Selasa, 25 September 2012

Negeri over-capacity




Kita sering melihat sesuatu yang melebihi kapasitas di negeri ini. Truk-truk yang berjalan membawa muatan berlebih, bis kota dan kereta api yang kelebihan penumpang, dan banyak lagi. Kalau kita ke pulau seribu dengan kapal nelayan, sering juga penumpangnya melebihi kapasitas. Akibatnya, ada yang gak kebagian pelampung. Dan semuanya dipaksakan jalan.

Gaya hidup sekarang, terutama menyangkut makanan juga seringkali kita lihat menganjurkan untuk kita makan sampai kekenyangan. Makan sepuasnya. Kita sering memaksa perut Asia kita menyimpan makanan dengan porsi Amerika. 

Dari sudut pandang pekerjaan, lagi-lagi kita banyak melihat buruh yang bekerja keras melebihi kapasitas tubuhnya dengan bayaran minim pula. Pakaian-pakaian yang dipakai oreh para atlet di Olimpiade London 2012 kabarnya adalah hasil jerih payah buruh-buruh Indonesia yang harus bekerja over-time tidak manusiawi demi menekan biaya produksi. Para buruh itu di laporan keuangan hanya akan muncul dalam satu akun yaitu "direct labor" yang jumlahnya hanyalah sekian persen dari total biaya perusahaan, dan jauh sekali prosentasenya dari keuntungan perusahaan. Keuntungan itu hanya mengalir deras kepada pemilik modal, lalu buruh? Mereka bahkan harus demo menutup jalan tol hanya untuk menuntut kenaikan gaji sebesar 200 ribu rupiah. Ya, 200 ribu, yang bisa kita habiskan dalam sekejap di restoran mahal.


Whoa, saya mulai terdengar seperti mempropagandakan sosialisme. Ok, stop.

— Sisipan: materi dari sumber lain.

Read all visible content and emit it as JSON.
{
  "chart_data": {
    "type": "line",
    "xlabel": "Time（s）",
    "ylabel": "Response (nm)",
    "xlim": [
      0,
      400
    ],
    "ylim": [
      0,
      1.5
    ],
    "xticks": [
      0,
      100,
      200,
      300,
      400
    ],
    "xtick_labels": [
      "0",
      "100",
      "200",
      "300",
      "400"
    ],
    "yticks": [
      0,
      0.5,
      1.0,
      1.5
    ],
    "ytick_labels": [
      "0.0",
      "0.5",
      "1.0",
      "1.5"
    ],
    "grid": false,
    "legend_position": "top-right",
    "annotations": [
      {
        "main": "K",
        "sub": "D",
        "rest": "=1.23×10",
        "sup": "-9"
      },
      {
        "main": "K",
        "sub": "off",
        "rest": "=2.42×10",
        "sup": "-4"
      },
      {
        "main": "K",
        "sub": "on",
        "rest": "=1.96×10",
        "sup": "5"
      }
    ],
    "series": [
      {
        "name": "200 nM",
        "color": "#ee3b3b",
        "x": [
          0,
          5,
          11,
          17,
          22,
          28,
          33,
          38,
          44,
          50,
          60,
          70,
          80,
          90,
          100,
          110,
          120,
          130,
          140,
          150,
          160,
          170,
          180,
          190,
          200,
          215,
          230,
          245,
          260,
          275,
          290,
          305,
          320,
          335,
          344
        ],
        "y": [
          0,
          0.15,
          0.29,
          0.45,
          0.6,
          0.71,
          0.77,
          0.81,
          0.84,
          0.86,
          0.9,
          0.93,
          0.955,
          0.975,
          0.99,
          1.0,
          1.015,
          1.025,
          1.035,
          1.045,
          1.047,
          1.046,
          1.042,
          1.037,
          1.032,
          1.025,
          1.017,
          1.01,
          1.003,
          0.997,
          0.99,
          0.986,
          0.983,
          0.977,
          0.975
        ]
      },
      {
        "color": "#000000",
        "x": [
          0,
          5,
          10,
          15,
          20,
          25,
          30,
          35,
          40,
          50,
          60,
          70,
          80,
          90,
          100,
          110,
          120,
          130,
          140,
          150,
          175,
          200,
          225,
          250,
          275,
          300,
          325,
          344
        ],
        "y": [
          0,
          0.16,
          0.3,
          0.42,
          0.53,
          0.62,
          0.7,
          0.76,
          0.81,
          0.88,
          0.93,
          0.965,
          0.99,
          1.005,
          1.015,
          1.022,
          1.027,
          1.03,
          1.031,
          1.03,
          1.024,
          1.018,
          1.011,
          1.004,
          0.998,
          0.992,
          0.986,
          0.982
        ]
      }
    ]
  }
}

Well, bukan hanya buruh. Pekerja kantoran juga banyak yang bekerja over-capacity. Mereka bekerja dari pagi hari hingga ketemu pagi lagi hingga berhari-hari. Dulu waktu kita kecil orang tua kita sering menasihati kita untuk bersakit-sakit dahulu bersenang-senang kemudian. Tapi kenyataannya kita yang sudah bersakit-sakit sejak jaman sekolah tetap saja begitu memasuki dunia kerja kembali disuruh bersakit-sakit lagi. Sampai kapan? Entahlah. Toh sebagian kita menikmatinya. Memang tuntutan hidup di kota besar jaman sekarang ya seperti ini, jika tidak mampu mengikuti silahkan menyingkir saja.

Dan masalah over-capacity ini juga kini dialami adik-adik kita di bangku sekolah. Saya beberapa kali bertemu anak SMP atau anak SMA yang baru pulang hingga jam 8 malam. Ketika saya tanya "dari mana, dik?" Dia menjawab kalau dia habis pulang dari mengikuti bimbingan belajar. Dulu jaman saya sekolah gak begitu-begitu amat.

"Anak sekecil itu berkelahi dengan waktu."

Itu penggalan lagu Iwan Fals. Saya jadi bertanya-tanya, apakah memang harus begitu? For God's sake, anak-anak itu bukanlah calon pemain bola, yang memang harus berlatih sedari kecil agar menjadi pesepakbola hebat, dan harus mengorbankan masa kecil mereka. Inilah yang terjadi, kita takut anak-anak kita tidak mampu bersaing menghadapi tuntutan kapitalisme dan era globalisasi.


Negeri ini menjadi seperti sangat profesional jika berbicara globalisasi tapi sangat amatiran jika berbicara safety.

Lalu, apakah saya harus memberlakukan hal ini kepada anak saya? Apakah saya harus menyuruh anak saya belajar keras, ikut bimbel sampai jam 8 malam agar juara kelas dan diterima di kampus favorit, lalu kuliah harus IPK cum-laude, TOEFL harus diatas 600, lalu memaksanya kerja di perusahaan asing? Dan dia berhasil menjadi pekerja berpenghasilan tinggi karena segenap jalan yang saya dikte kepadanya seperti halnya saya merakit sebuah komputer dengan panduan buku manual? 

Atau saya harus membiarkan anak saya melakukan apa saja yang disukainya? Memfasilitasi bakat dan minatnya, tidak memaksakan kemampuannya, membiarkannya menyukai apa yang dia kerjakan lalu meraih sukses dengan kemampuannya sendiri?

Kira-kira, seorang manusia akan lebih senang memilih jalan yang mana?

Tolong, saya butuh parenting guide yang original, jangan yang KW.